Tak berhenti sampai di situ, Jokowi juga merestui usulan Tito untuk mengangkat Komjen Suhardi Alius sebagai Kepala Badan Nasional Penanggulangan Terorisme (BNPT). Padahal, Suhardi yang juga dikenal sebagai perwira cemerlang, sempat “masuk kotak”, ketika terjadi perseteruan di tubuh Polri di masa-masa awal pemerintahan Jokowi.

Boleh dibilang, pengangkatan kedua perwira tinggi polisi ini berjalan mulus, tanpa hambatan berarti dari para politisi. Keberhasilan ini pun menjadi penanda kedua keberhasilan konsolidasi politik Jokowi. Pujian pun banyak mengalir.
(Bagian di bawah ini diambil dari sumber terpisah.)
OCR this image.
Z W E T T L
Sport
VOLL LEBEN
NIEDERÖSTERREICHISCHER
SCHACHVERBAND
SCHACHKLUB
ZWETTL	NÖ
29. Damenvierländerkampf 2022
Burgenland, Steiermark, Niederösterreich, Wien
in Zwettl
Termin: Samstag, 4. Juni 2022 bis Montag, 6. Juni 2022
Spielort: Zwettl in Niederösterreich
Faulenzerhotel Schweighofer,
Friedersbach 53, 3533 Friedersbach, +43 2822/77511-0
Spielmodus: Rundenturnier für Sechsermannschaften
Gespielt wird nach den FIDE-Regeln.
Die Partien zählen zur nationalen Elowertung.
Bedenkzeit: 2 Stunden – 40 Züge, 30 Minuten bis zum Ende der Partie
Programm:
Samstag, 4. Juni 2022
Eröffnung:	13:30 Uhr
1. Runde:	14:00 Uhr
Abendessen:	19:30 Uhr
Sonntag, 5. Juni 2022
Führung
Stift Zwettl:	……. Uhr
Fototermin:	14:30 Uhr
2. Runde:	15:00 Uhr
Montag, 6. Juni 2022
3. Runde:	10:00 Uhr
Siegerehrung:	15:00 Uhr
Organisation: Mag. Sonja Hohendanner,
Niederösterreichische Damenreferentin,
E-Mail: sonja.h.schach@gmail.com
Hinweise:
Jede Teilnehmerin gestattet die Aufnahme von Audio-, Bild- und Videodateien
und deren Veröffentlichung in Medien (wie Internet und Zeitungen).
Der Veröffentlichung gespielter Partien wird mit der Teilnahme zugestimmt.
Kebijakannya ini bahkan dipandang sebagai langkah “cerdas” untuk mengamankan loyalitas korps Kepolisian kepada Presiden dalam jangka waktu cukup panjang. Mengingat, Tito tak dikejar masa pensiun dan bukan sosok “titipan” dari siapa pun.

Pinangan Lama buat Sri

Kini, lagi-lagi hanya berselang sebulan, kejutan kembali dibuat Jokowi. Pengangkatan sejumlah wakil partai dalam kabinet—termasuk Jenderal Wiranto sebagai Menko Politik, Hukum, dan Keamanan yang banyak menuai kritik—memang sudah diduga sebelumnya. Tapi, soal masuknya Sri ke kabinet di luar dugaan.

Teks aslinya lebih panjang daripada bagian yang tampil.